Esse livro me impactou de diversas formas e em diversos momentos, me fazendo terminar de ler ele com um sentimento bem conflituoso dentro de mim, porque ao mesmo tempo em que achei o final ter sido feito de uma forma poética assim, algo genial, parte de mim queria algo maior para aqueles que fizeram tanto mal a duas crianças da forma como esses dois homens fizeram.
O mais interessante sobre isso tudo é que eram pessoas reais nas páginas do livro: pessoas que existiram e que por um breve momento acharam que estavam fazendo algo certo, apesar de eu não conseguir acreditar completamente nessa narrativa. Eu fiquei me perguntando se “será que eles acreditam mesmo nisso ou será que a mente dele estava tentando mostrar como aquilo estava tão errado (vide que o próprio cientista tentou mudar e reescrever como se tivesse sido um grande salvador e não um homem que tirou uma criança de sua família e de toda a vida que ela teria pela frente)?”
O que mais me dói nisso tudo é saber quantas Iñe-e existiram (não só tiradas daqui do Brasil, mas algumas tiradas de outras partes do mundo) e que muitas delas ainda existem e estão por aí a mercê de pessoas que só olham para o próprio umbigo – e que não entendem o próprio privilégio, achando que por ter um privilégio assim, deviam chegar em suas casas e em suas famílias e fazer com que elas mudem totalmente o seu modo de pensar, de agir, seus nomes como se fossem grandes salvadores, ao invés de simplesmente deixarem as pessoas serem o que são.
Acho que vai passar muito e muito tempo antes de eu conseguir deixar de pensar nesse livro. E eu só tenho a agradecer a Micheliny, por ter escrito esse livro tão bom e tão bem estudado e detalhado e a Companhia das Letras pela publicação e por ter feito esse livro chegar dessa forma até a mim.

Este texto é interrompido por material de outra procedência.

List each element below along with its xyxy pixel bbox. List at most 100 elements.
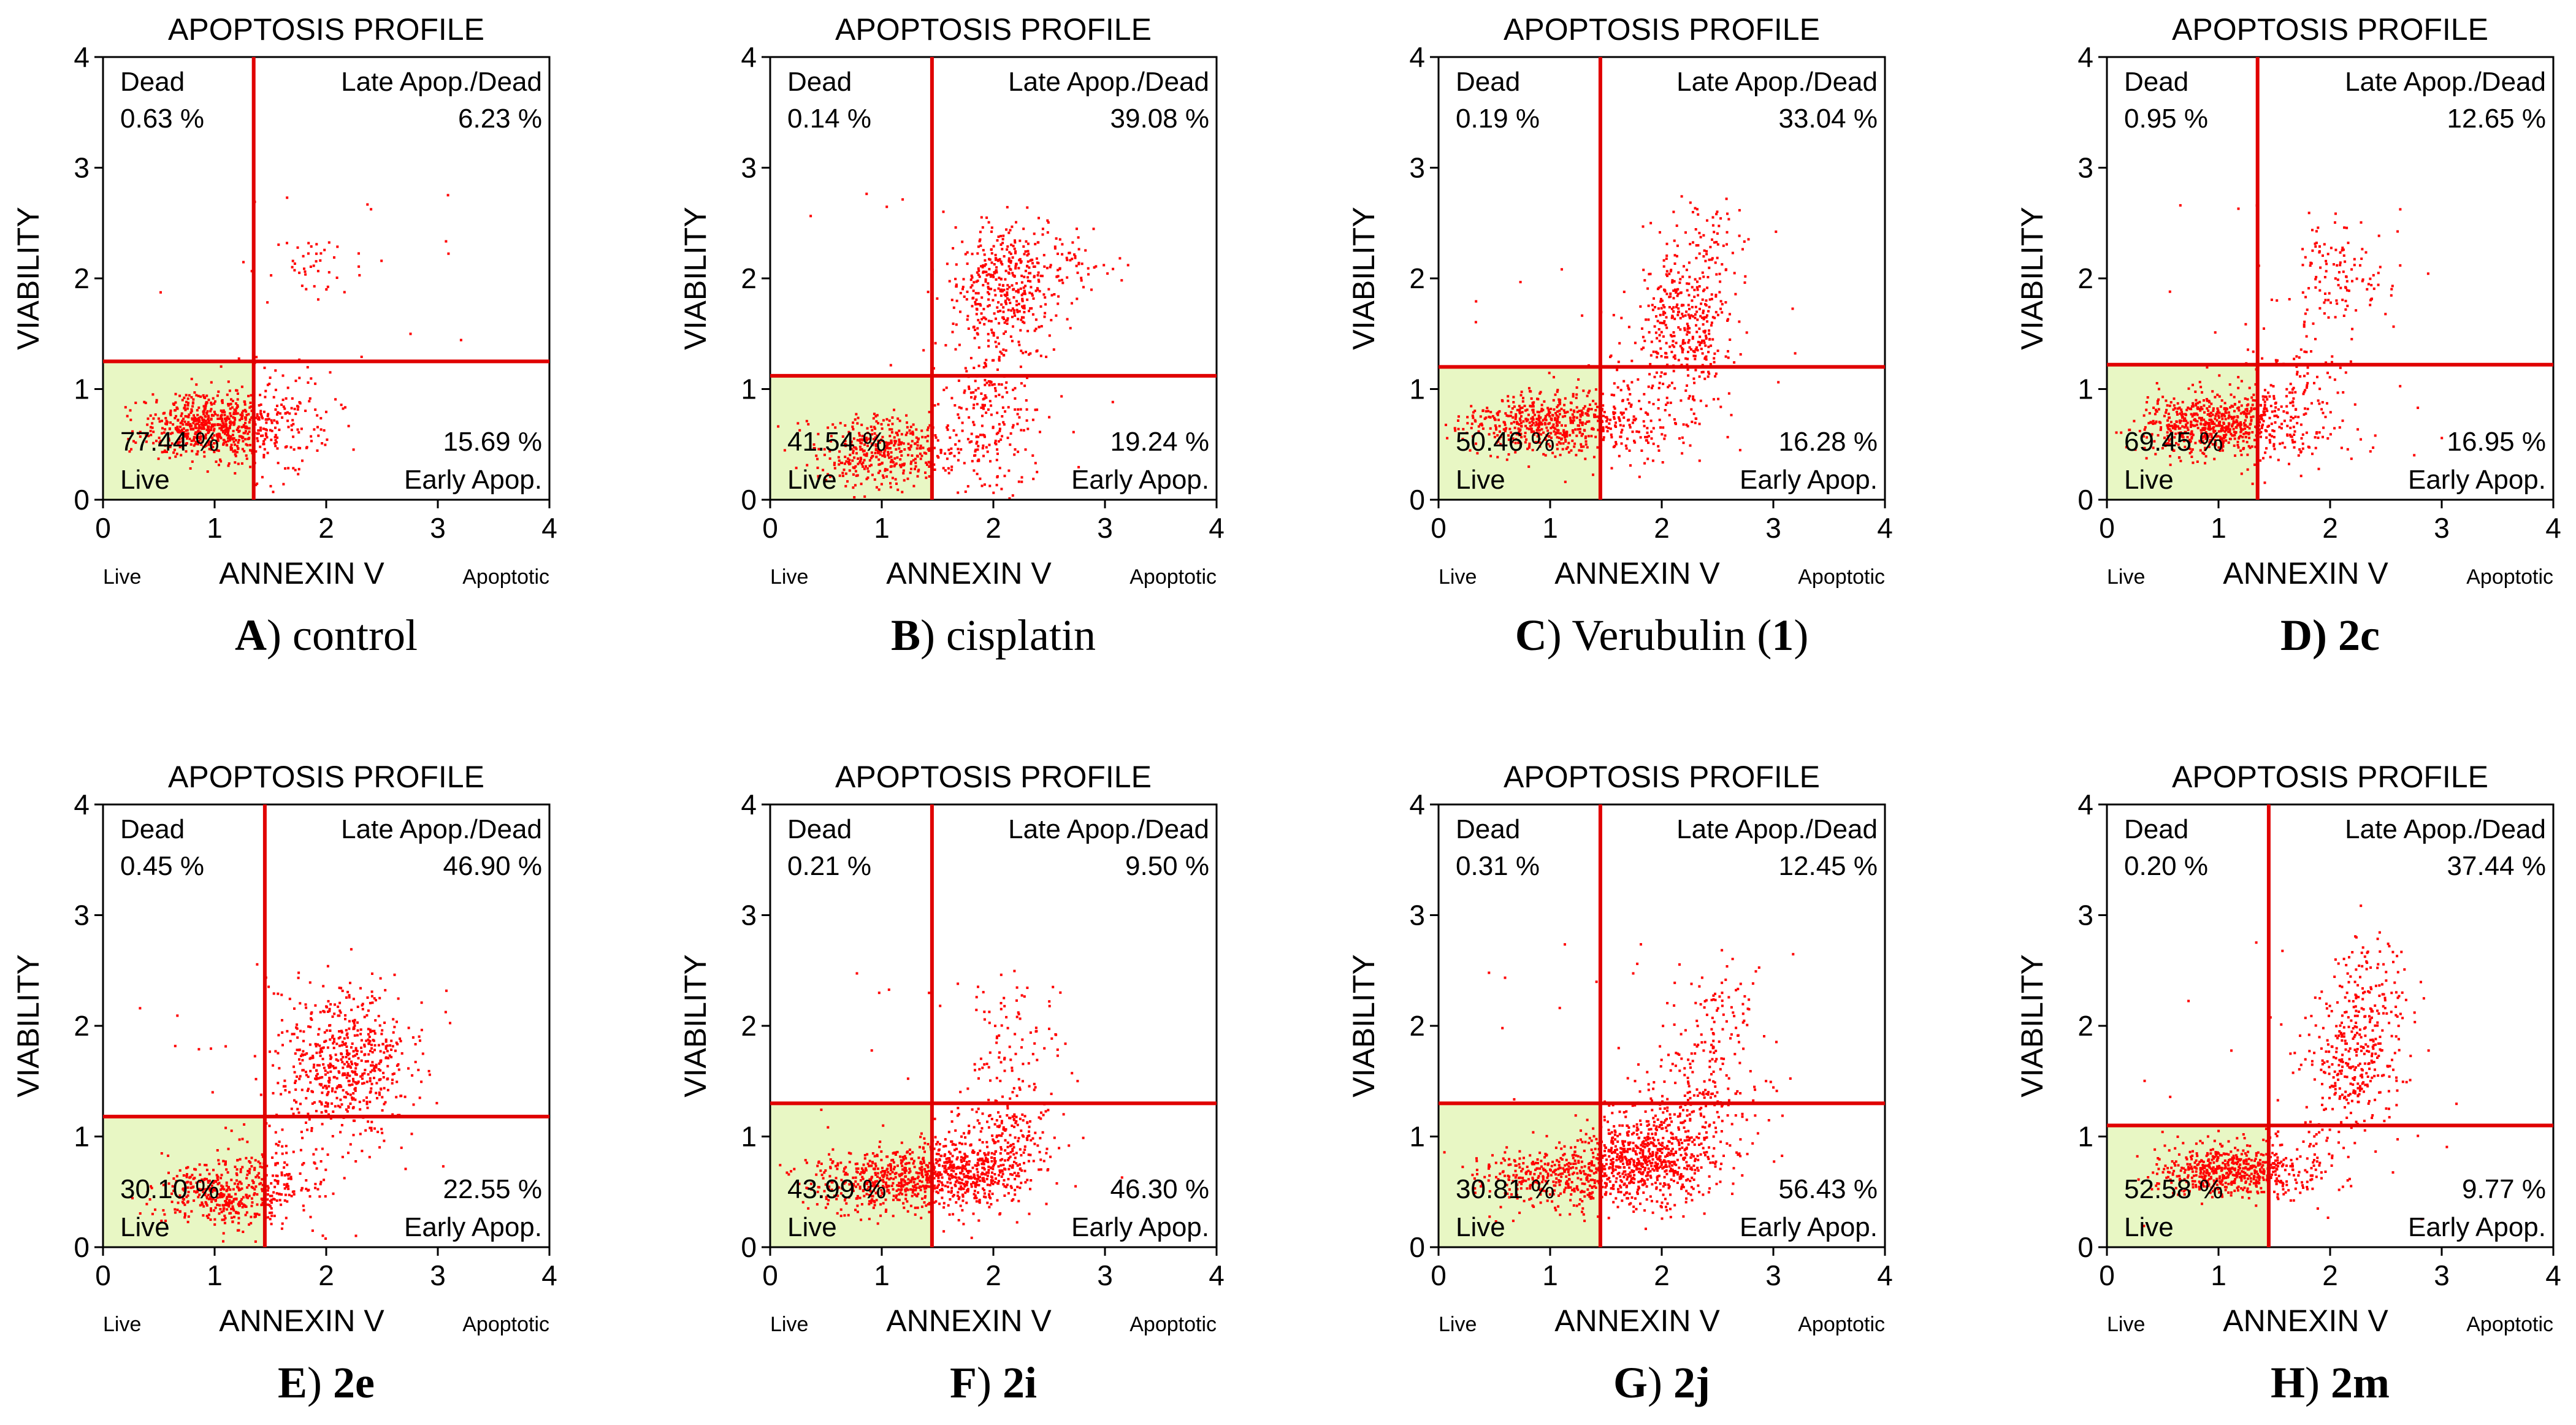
scatter-point [2241,435,2244,438]
scatter-point [1000,487,1003,491]
scatter-point [2245,404,2249,407]
scatter-point [229,423,232,426]
scatter-point [2345,280,2349,283]
scatter-point [966,315,969,318]
scatter-point [144,402,147,405]
scatter-point [1707,276,1710,278]
scatter-point [982,407,985,410]
scatter-point [983,264,986,267]
scatter-point [877,458,881,461]
scatter-point [224,429,227,432]
scatter-point [1659,426,1662,429]
scatter-point [1554,417,1557,420]
scatter-point [356,1034,359,1037]
scatter-point [2219,430,2222,433]
scatter-point [1695,330,1699,334]
scatter-point [2228,383,2231,386]
scatter-point [197,427,201,430]
y-tick-label: 0 [74,484,90,516]
scatter-point [1023,292,1026,296]
scatter-point [1066,318,1069,321]
scatter-point [2196,402,2200,405]
scatter-point [2230,432,2233,435]
scatter-point [2210,402,2213,405]
scatter-point [207,421,210,424]
scatter-point [927,426,930,429]
scatter-point [2250,396,2253,399]
scatter-point [237,1229,240,1232]
scatter-point [180,454,183,457]
scatter-point [368,1036,371,1038]
scatter-point [201,416,204,419]
scatter-point [2222,422,2225,425]
scatter-point [2181,425,2184,428]
scatter-point [1065,256,1068,259]
scatter-point [2252,415,2255,418]
scatter-point [1057,252,1059,255]
scatter-point [992,299,995,302]
scatter-point [1012,325,1014,328]
scatter-point [979,321,982,324]
scatter-point [2184,417,2187,420]
scatter-point [1729,338,1732,341]
scatter-point [1711,224,1714,227]
scatter-point [1661,299,1664,302]
scatter-point [975,435,978,438]
scatter-point [269,1205,272,1208]
scatter-point [2351,327,2354,330]
scatter-point [827,473,829,476]
scatter-point [274,445,277,448]
scatter-point [1507,438,1510,441]
scatter-point [276,1161,279,1164]
scatter-point [848,469,851,472]
scatter-point [983,434,986,437]
scatter-point [2245,441,2249,444]
scatter-point [995,278,998,281]
scatter-point [2207,427,2210,430]
scatter-point [996,306,999,309]
scatter-point [1030,258,1033,261]
scatter-point [266,383,269,386]
scatter-point [1697,340,1700,343]
scatter-point [1608,422,1611,425]
scatter-point [217,1159,220,1162]
scatter-point [1700,348,1703,350]
scatter-point [1709,245,1712,248]
scatter-point [1564,440,1567,443]
scatter-point [2167,437,2170,440]
scatter-point [1044,303,1047,306]
scatter-point [973,469,976,472]
scatter-point [2217,446,2220,449]
scatter-point [319,259,322,262]
scatter-point [2235,419,2238,422]
scatter-point [294,412,297,415]
scatter-point [884,449,887,451]
scatter-point [273,1198,276,1201]
scatter-point [957,413,960,416]
scatter-point [1582,389,1585,392]
scatter-point [310,1017,312,1020]
scatter-point [185,1175,188,1179]
scatter-point [187,1215,190,1218]
scatter-point [190,378,193,381]
scatter-point [1675,224,1678,227]
scatter-point [1714,261,1717,264]
scatter-point [1602,436,1605,439]
scatter-point [366,203,369,206]
scatter-point [181,419,184,422]
scatter-point [1594,402,1597,405]
scatter-point [357,252,360,255]
scatter-point [241,1166,244,1169]
scatter-point [985,359,988,362]
scatter-point [222,438,225,441]
scatter-point [896,434,899,437]
scatter-point [863,449,866,453]
scatter-point [1540,407,1543,410]
scatter-point [388,1054,391,1057]
scatter-point [286,1163,289,1166]
scatter-point [314,382,317,385]
scatter-point [1036,287,1039,290]
scatter-point [1618,342,1621,345]
scatter-point [357,265,361,268]
scatter-point [2344,308,2347,311]
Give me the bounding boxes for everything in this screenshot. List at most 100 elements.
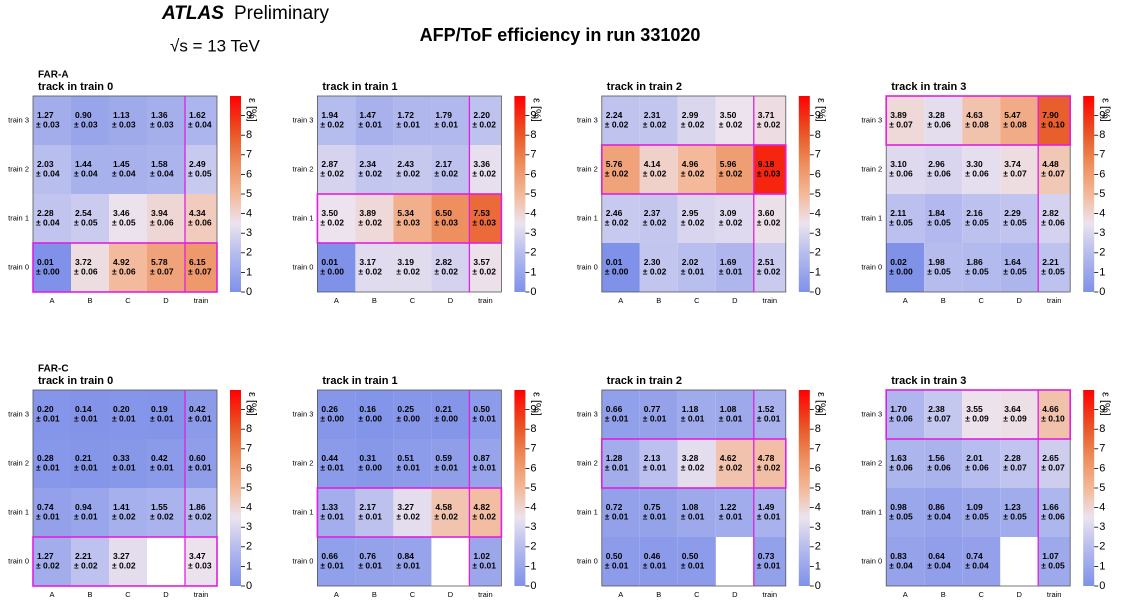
panel-label: FAR-C [38,364,69,375]
cell [33,145,71,194]
cell-value: 4.48 [1042,159,1059,169]
colorbar-tick-label: 6 [815,462,821,474]
colorbar-tick-label: 0 [1099,580,1105,592]
colorbar-tick-label: 4 [530,208,536,220]
cell [431,194,470,243]
cell-value: 2.99 [682,110,699,120]
cell-error: ± 0.01 [472,561,496,571]
cell-error: ± 0.05 [927,267,951,277]
cell [431,439,470,488]
row-label: train 0 [577,262,598,271]
cell-value: 3.17 [359,257,376,267]
colorbar-tick-label: 2 [1099,247,1105,259]
cell-error: ± 0.02 [757,218,781,228]
cell-error: ± 0.01 [320,512,344,522]
colorbar-tick-label: 8 [530,423,536,435]
cell-error: ± 0.10 [1041,120,1065,130]
row-label: train 1 [293,213,314,222]
cell-value: 1.86 [966,257,983,267]
colorbar-tick-label: 1 [246,560,252,572]
cell [962,243,1001,292]
cell-value: 2.17 [359,502,376,512]
cell-error: ± 0.03 [472,218,496,228]
cell [1038,194,1071,243]
colorbar-tick-label: 9 [530,110,536,122]
colorbar-tick-label: 3 [1099,521,1105,533]
cell-value: 0.31 [359,453,376,463]
row-label: train 2 [577,458,598,467]
cell [147,390,185,439]
cell-error: ± 0.05 [1003,512,1027,522]
cell-value: 1.27 [37,551,54,561]
colorbar-tick-label: 6 [530,168,536,180]
cell-value: 0.73 [758,551,775,561]
cell-error: ± 0.07 [188,267,212,277]
row-label: train 0 [8,556,29,565]
cell [317,145,356,194]
cell-value: 0.64 [928,551,945,561]
row-label: train 3 [8,409,29,418]
cell-value: 1.58 [151,159,168,169]
cell-value: 4.66 [1042,404,1059,414]
cell-error: ± 0.03 [434,218,458,228]
cell [639,390,678,439]
cell-error: ± 0.07 [1003,169,1027,179]
colorbar-tick-label: 9 [1099,404,1105,416]
colorbar-label: ε [%] [815,98,827,122]
cell-value: 4.82 [473,502,490,512]
col-label: C [125,590,131,599]
cell-value: 3.50 [321,208,338,218]
cell-value: 0.90 [75,110,92,120]
cell-error: ± 0.01 [605,463,629,473]
colorbar-tick-label: 7 [530,443,536,455]
cell [355,390,394,439]
cell-value: 2.17 [435,159,452,169]
colorbar-tick-label: 4 [246,208,252,220]
colorbar-tick-label: 1 [1099,560,1105,572]
cell [33,96,71,145]
colorbar-tick-label: 0 [815,286,821,298]
row-label: train 3 [293,409,314,418]
cell-value: 0.66 [321,551,338,561]
cell-error: ± 0.02 [719,120,743,130]
cell-value: 1.70 [890,404,907,414]
colorbar-label: ε [%] [530,98,542,122]
cell-value: 0.33 [113,453,130,463]
cell-error: ± 0.01 [681,561,705,571]
cell-error: ± 0.08 [1003,120,1027,130]
cell [962,390,1001,439]
colorbar-tick-label: 2 [530,541,536,553]
cell [147,488,185,537]
cell-error: ± 0.08 [965,120,989,130]
cell-value: 1.79 [435,110,452,120]
cell-error: ± 0.05 [965,512,989,522]
cell-value: 1.98 [928,257,945,267]
colorbar-tick-label: 7 [815,443,821,455]
cell [147,145,185,194]
cell-error: ± 0.01 [396,120,420,130]
cell [317,194,356,243]
cell [639,537,678,586]
cell-value: 3.30 [966,159,983,169]
cell-value: 3.27 [113,551,130,561]
cell [753,243,786,292]
cell [71,194,109,243]
cell-error: ± 0.02 [320,169,344,179]
cell-value: 2.38 [928,404,945,414]
colorbar-tick-label: 6 [815,168,821,180]
colorbar-tick-label: 4 [246,502,252,514]
cell-value: 0.77 [644,404,661,414]
cell [469,390,502,439]
cell-error: ± 0.01 [188,463,212,473]
cell [147,243,185,292]
colorbar-tick-label: 2 [815,541,821,553]
cell [1038,96,1071,145]
colorbar-tick-label: 5 [530,188,536,200]
cell [753,194,786,243]
cell-error: ± 0.05 [889,512,913,522]
row-label: train 1 [293,507,314,516]
colorbar-tick-label: 1 [815,266,821,278]
cell [147,194,185,243]
cell-error: ± 0.02 [681,218,705,228]
cell-value: 0.28 [37,453,54,463]
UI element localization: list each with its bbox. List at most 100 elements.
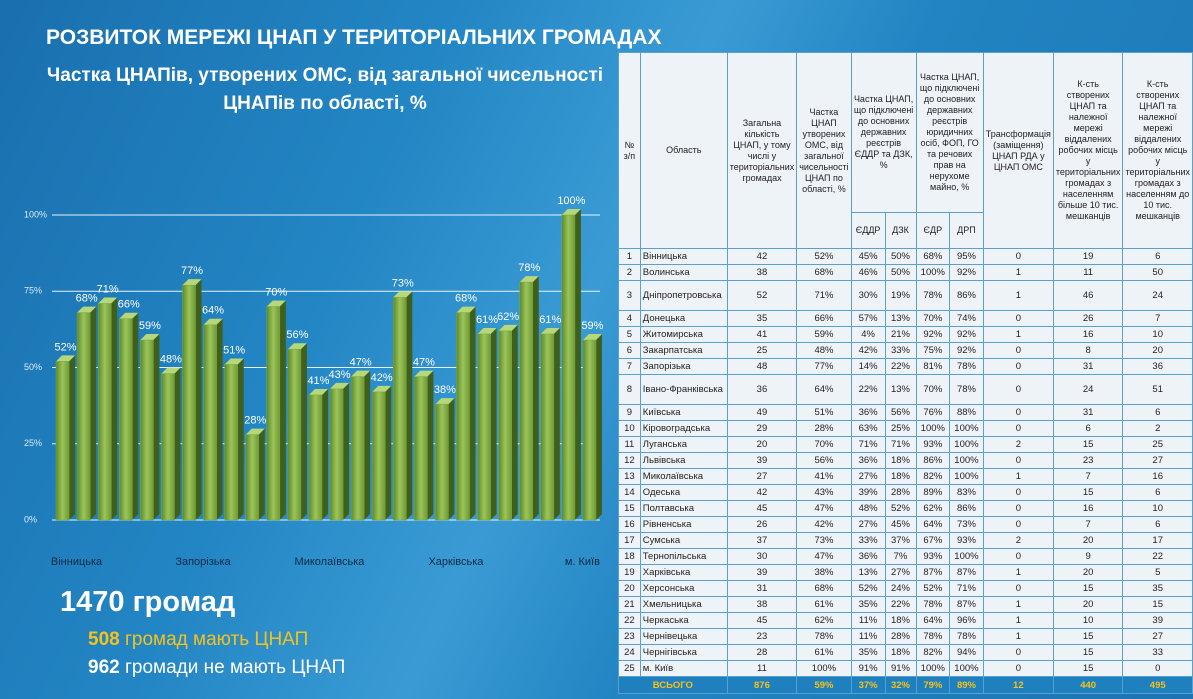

O mais interessante desse livro é que a autora, Micheliny Verunschk, parte de um fato histórico para compor sua narrativa. Durante uma viagem exploratória no Brasil do século XIX, Spix e Martius sequestram cerca de oito crianças indígenas, das quais apenas duas sobrevivem a viagem de retorno a Munique. Iñe-e e Juri, como foram nomeados nessa trama, são apresentados como adereços, "exemplares da fauna brasileira". Sendo assim, todo o enredo retrata o Brasil violado pelo conquistador que, infelizmente, tem seus impactos até os dias atuais.
A principal característica da narrativa é o lirismo, que pode causar uma estranheza inicial nos leitores. Eu, por exemplo, não sou tão acostumada com esse tipo de escrita, que a gente tem que estar muito mais atento que o normal para não se perder nas palavras. Acabou que esse aspecto me atrapalhou um pouco, ainda que seja um relato emocionante sobre identidade e cultura.
Livro com uma prosa poética, um lirismo lindo. História central é sobre o sequestro de duas crianças indigenas no Brasil, levadas para a Alemanha no século XIX por cientistas. Mostra o horror com que as pessoas lidavam e ainda lidam com o povo genuinamente brasileiro!